In the current version of utPLSQL (2.0.9.1) use of this package is virtually impossible with utPLSQL tracing turned on. The reason for this is that this facility writes output using DBMS_OUTPUT every time an assertion is called.

Saving Output

The three routines for handling the save flag are:

PROCEDURE save;

PROCEDURE nosave;

FUNCTION saving RETURN BOOLEAN;

Quite simply, 'save' turns the flag on, 'nosave' turns it off and 'saving' returns its current value.

Extracting Output

There are 4 versions of the extract routine to get text from the output buffer:

FUNCTION extract (
   buffer_out    OUT DBMS_OUTPUT.CHARARR,
   max_lines_in  IN INTEGER := NULL,
   save_in       IN BOOLEAN := saving
) RETURN INTEGER;

PROCEDURE extract (
   buffer_out    OUT DBMS_OUTPUT.CHARARR,
   max_lines_in  IN INTEGER := NULL,
   save_in       IN BOOLEAN := saving
);

FUNCTION extract(
   max_lines_in  IN INTEGER := NULL,
   save_in       IN BOOLEAN := saving
) RETURN INTEGER;

PROCEDURE extract(
   max_lines_in  IN INTEGER := NULL,
   save_in       IN BOOLEAN := saving
);

The function versions return the number of lines extracted from the DBMS_OUTPUT buffer. The other parameters are used as follows:

Replacing Output

The replace procedure takes no parameters:

PROCEDURE replace;   

It simply puts the saved text back into the DBMS_OUTPUT buffer. Note that the buffer is emptied at this point.
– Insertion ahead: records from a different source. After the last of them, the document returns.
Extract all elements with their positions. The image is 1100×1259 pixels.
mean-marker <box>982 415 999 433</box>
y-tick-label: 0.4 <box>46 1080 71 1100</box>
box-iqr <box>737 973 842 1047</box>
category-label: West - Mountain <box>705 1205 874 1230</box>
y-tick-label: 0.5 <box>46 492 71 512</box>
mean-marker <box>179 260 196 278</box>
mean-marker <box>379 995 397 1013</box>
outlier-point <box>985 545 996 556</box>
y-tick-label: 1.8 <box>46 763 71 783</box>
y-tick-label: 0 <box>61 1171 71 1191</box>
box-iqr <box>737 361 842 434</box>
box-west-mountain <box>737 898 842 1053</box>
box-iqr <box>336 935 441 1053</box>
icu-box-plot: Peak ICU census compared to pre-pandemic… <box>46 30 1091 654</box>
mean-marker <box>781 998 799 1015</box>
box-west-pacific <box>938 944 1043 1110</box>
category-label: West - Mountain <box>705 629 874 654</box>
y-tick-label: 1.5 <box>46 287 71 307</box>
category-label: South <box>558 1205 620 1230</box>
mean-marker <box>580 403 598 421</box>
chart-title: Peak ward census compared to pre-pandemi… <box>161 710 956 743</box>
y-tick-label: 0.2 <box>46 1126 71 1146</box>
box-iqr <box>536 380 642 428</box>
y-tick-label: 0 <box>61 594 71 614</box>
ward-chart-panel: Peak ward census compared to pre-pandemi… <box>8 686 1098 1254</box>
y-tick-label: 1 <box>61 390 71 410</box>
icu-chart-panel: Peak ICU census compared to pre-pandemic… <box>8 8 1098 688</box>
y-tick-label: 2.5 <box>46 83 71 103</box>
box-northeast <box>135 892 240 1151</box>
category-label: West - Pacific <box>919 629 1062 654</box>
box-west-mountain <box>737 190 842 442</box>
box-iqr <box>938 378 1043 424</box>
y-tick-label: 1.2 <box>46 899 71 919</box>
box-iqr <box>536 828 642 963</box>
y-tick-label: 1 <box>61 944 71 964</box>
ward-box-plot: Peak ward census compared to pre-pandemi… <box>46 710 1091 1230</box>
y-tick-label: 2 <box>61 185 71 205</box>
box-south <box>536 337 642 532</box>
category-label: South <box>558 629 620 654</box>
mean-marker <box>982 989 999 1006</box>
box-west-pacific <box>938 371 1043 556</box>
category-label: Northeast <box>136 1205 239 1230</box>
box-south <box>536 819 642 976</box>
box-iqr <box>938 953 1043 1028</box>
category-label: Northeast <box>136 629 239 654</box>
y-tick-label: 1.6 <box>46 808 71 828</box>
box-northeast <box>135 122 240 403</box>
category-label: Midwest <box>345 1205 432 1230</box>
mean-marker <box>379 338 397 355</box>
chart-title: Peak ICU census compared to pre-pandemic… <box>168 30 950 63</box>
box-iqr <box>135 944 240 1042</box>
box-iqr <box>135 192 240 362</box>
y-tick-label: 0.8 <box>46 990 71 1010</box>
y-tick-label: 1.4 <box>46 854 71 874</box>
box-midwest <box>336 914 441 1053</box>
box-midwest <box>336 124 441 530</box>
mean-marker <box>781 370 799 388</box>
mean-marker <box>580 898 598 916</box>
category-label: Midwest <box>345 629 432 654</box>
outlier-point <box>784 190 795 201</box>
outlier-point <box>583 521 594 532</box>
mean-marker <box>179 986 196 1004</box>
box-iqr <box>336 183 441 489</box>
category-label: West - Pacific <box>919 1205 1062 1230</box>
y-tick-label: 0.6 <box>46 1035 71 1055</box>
Checking Output Line-by-Line

The nextLine function makes it easy to check output line-by-line as it simply extracts and returns the next line of output:

FUNCTION nextLine(
  raise_exc_in BOOLEAN := TRUE, 
  save_in BOOLEAN := saving
) RETURN VARCHAR2;   

The raise_exc_in flag determines if the function should throw the exception utOutput.EMPTY_OUTPUT_BUFFER when asked for the next line from an empty buffer. If no exception is thrown, NULL is returned. As with extract, the save_in flag simply overrides the global save flag setting.

Size of Output

This function simply counts the number of lines present in the output buffer:

FUNCTION count RETURN INTEGER;   

Note that the output itself is left untouched.